At MIT, Horvitz continued studying cell lineages and cell development using the roundworm C. elegans. He investigated whether genes controlled a process called apoptosis, or programmed cell death. In 1986, he identified the first genes linked to cell death: ced-3 and ced-4. He showed that these genes were necessary for cells to die properly. He also found that another gene, ced-9, prevents cell death by interacting with ced-3 and ced-4. He discovered other genes that help remove dead cells from the body. Horvitz found that humans have a gene similar to ced-3.

In later research, Horvitz used C. elegans to study how genes control animal development and behavior. He also connected findings from the worm to human diseases, such as cancer and neurodegenerative disorders like amyotrophic lateral sclerosis (ALS). He further explained the steps involved in programmed cell death and identified important parts of this process, including EGL-1, a protein that starts apoptosis by blocking CED-9. He also studied genes like ces-1, ces-2, and ced-8, which help control when cells die. Horvitz continued researching changes in the timing of cell development and worked on topics like how cells send signals, how bodies form shapes, and how nerves develop. He collaborated with Victor Ambros and David Bartel to study all the more than 100 microRNAs in the C. elegans genome.

Works

Horvitz has more than 255 published works, has been cited more than 49,000 times, and has an h-index of 108.
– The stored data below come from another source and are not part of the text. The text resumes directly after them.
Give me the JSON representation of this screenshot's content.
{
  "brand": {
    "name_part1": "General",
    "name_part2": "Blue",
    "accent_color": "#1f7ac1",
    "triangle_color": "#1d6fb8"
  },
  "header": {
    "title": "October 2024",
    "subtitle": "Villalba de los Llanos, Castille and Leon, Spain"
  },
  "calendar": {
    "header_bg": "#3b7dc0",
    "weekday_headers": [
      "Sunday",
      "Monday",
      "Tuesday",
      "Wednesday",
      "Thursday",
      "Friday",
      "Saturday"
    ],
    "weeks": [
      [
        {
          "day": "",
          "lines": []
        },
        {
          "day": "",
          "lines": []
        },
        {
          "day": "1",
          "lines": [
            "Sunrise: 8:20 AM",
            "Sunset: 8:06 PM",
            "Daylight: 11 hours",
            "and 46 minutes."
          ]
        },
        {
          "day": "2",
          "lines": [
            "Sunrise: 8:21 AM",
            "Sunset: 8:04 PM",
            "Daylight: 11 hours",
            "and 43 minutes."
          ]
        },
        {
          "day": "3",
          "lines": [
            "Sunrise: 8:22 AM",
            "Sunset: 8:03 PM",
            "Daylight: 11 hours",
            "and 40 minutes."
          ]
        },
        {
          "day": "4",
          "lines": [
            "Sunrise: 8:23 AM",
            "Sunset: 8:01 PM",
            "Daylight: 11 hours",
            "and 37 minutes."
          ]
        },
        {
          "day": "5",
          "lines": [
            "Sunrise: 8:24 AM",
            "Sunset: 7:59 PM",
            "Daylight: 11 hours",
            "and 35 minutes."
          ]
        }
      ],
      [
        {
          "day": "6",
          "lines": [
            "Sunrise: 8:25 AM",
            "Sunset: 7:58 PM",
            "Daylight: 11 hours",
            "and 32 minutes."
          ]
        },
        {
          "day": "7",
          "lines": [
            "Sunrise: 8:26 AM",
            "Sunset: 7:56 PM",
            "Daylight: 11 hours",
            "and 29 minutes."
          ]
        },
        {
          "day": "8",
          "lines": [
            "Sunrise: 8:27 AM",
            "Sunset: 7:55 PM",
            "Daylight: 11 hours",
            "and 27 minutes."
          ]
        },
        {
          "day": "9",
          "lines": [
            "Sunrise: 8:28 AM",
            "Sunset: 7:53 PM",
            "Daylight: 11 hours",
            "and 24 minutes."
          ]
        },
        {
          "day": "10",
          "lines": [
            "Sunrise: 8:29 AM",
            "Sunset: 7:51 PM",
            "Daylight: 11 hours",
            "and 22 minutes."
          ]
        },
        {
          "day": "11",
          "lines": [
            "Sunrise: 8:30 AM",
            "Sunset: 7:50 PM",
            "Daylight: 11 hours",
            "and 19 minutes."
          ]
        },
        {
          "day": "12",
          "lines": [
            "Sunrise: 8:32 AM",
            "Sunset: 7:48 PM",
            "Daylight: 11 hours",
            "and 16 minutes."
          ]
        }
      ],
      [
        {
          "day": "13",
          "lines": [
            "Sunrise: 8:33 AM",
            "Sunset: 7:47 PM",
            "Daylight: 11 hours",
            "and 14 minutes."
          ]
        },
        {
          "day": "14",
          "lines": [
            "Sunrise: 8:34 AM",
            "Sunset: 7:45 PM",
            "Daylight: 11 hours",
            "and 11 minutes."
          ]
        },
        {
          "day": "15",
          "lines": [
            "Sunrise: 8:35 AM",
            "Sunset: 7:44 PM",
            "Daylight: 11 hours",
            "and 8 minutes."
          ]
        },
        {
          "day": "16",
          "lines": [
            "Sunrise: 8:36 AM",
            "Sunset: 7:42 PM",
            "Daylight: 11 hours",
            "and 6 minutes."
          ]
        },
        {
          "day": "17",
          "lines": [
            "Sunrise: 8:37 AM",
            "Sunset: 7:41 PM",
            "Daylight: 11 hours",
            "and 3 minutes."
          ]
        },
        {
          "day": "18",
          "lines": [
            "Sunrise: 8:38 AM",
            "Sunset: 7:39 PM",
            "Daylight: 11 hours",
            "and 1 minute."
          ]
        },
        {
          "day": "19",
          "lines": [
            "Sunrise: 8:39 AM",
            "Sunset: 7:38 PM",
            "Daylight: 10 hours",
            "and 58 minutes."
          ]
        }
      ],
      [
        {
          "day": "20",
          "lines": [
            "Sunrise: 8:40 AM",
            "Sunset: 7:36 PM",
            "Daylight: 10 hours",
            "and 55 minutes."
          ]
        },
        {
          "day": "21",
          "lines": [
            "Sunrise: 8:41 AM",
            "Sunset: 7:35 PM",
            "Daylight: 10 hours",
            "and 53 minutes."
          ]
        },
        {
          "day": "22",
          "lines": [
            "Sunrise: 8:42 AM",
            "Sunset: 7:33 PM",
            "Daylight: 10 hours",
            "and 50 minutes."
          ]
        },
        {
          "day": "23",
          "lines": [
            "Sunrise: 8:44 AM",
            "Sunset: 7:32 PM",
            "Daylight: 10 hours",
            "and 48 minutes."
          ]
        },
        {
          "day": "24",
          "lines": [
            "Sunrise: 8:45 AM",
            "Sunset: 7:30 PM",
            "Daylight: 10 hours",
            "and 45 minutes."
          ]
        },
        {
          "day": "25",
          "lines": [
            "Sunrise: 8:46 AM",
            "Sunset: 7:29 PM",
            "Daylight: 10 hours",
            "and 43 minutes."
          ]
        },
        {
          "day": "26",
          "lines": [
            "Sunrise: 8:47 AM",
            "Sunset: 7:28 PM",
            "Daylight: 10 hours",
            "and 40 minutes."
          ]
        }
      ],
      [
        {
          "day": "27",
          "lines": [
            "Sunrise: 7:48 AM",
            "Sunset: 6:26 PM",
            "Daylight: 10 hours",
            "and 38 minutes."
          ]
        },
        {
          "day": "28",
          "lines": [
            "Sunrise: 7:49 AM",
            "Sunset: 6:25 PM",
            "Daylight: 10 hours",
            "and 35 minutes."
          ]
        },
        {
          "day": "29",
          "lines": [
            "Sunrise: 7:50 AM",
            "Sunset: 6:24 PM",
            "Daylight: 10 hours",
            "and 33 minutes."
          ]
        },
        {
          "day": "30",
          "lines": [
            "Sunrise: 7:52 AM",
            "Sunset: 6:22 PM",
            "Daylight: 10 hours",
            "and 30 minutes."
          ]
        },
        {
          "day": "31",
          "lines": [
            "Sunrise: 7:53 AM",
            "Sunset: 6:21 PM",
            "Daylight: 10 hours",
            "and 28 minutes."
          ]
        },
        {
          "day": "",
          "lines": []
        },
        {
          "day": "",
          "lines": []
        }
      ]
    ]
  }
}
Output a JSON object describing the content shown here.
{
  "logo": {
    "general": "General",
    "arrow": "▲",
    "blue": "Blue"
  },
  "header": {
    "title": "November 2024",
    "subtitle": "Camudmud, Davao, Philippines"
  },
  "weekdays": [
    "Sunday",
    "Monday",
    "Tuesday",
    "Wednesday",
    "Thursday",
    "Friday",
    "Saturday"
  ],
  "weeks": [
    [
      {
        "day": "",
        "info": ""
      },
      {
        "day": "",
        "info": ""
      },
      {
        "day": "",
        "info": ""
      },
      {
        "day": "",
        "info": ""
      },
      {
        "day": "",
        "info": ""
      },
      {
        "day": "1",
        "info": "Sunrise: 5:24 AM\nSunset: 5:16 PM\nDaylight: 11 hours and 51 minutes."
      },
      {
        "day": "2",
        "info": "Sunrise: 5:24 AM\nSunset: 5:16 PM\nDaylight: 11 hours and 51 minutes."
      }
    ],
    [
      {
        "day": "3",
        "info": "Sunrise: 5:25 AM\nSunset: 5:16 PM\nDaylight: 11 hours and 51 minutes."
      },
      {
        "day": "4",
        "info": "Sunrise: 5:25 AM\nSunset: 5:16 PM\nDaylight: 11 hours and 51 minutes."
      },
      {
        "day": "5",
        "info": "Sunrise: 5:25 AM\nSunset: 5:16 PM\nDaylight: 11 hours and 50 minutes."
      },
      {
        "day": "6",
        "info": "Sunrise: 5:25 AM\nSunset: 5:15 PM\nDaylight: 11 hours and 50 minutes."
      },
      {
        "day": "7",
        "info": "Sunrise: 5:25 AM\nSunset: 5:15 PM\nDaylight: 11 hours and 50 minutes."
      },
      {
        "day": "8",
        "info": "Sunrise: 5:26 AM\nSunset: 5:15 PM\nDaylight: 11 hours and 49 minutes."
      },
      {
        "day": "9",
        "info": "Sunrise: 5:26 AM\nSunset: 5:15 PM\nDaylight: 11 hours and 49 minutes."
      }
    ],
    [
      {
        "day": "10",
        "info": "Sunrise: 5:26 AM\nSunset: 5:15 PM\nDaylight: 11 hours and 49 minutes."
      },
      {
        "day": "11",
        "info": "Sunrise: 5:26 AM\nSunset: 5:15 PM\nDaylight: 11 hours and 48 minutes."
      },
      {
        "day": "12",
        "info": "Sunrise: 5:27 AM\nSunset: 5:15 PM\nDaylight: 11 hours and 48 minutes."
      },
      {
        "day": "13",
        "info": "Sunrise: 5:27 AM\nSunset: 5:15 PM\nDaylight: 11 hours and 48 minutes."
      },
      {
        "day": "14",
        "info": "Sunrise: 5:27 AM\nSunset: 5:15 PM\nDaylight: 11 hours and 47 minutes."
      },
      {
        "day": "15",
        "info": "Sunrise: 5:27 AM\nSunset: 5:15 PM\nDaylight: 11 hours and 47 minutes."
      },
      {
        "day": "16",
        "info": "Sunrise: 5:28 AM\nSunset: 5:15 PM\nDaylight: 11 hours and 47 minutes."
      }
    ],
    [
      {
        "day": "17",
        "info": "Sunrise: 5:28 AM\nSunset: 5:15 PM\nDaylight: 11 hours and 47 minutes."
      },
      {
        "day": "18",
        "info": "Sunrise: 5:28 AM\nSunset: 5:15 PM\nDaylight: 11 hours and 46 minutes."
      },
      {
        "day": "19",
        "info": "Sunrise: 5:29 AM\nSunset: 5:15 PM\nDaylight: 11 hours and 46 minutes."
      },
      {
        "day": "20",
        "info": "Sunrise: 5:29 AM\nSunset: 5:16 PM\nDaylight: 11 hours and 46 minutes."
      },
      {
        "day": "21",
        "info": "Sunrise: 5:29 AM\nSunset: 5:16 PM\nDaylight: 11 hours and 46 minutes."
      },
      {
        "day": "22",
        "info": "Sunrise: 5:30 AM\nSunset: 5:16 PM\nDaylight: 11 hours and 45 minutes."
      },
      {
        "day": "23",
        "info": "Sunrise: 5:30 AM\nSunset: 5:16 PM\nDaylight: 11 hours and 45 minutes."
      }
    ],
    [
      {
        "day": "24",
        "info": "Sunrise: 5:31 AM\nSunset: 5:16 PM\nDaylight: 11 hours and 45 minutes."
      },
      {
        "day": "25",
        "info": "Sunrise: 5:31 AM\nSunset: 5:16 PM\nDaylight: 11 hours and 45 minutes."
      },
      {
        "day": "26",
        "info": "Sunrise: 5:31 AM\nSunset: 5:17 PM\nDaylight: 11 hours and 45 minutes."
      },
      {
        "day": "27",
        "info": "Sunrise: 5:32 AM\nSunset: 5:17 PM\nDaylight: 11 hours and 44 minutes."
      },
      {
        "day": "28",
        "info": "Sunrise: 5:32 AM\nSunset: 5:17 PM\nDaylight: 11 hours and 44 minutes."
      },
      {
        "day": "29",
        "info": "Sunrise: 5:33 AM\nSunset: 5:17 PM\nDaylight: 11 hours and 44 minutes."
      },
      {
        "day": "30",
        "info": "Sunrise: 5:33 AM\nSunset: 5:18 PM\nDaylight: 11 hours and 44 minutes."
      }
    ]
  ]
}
• Sulston, J.E.; Horvitz, H.R. (March 1977). "Post-embryonic cell lineages of the nematode, Caenorhabditis elegans." Developmental Biology. 56 (1): 110–156. doi: 10.1016/0012-1606(77)90158-0. PMID 838129.
• Ellis, Hillary M.; Horvitz, H. Robert (28 March 1986). "Genetic control of programmed cell death in the nematode C. elegans." Cell. 44 (6): 817–829. doi: 10.1016/0092-8674(86)90004-8. PMID 3955651. S2CID 44031839.
• Ellis, R E; Yuan, J; Horvitz, H R (November 1991). "Mechanisms and Functions of Cell Death." Annual Review of Cell Biology. 7 (1): 663–698. doi: 10.1146/annurev.cb.07.110191.003311. PMID 1809356.
• Yuan, J; Shaham, S; Ledoux, S; Ellis, HM; Horvitz, HR (19 November 1993). "The C. elegans cell death gene ced-3 encodes a protein similar to mammalian interleukin-1 beta-converting enzyme." Cell. 75 (4): 641–652. doi: 10.1016/0092-8674(93)90485-9. PMID 8242740.
• Hengartner, MO; Horvitz, HR (25 February 1994). "C. elegans cell survival gene ced-9 encodes a functional homolog of the mammalian proto-oncogene bcl-2." Cell. 76 (4): 665–76. doi: 10.1016/0092-8674(94)90506-1. PMID 7907274. S2CID 29437409.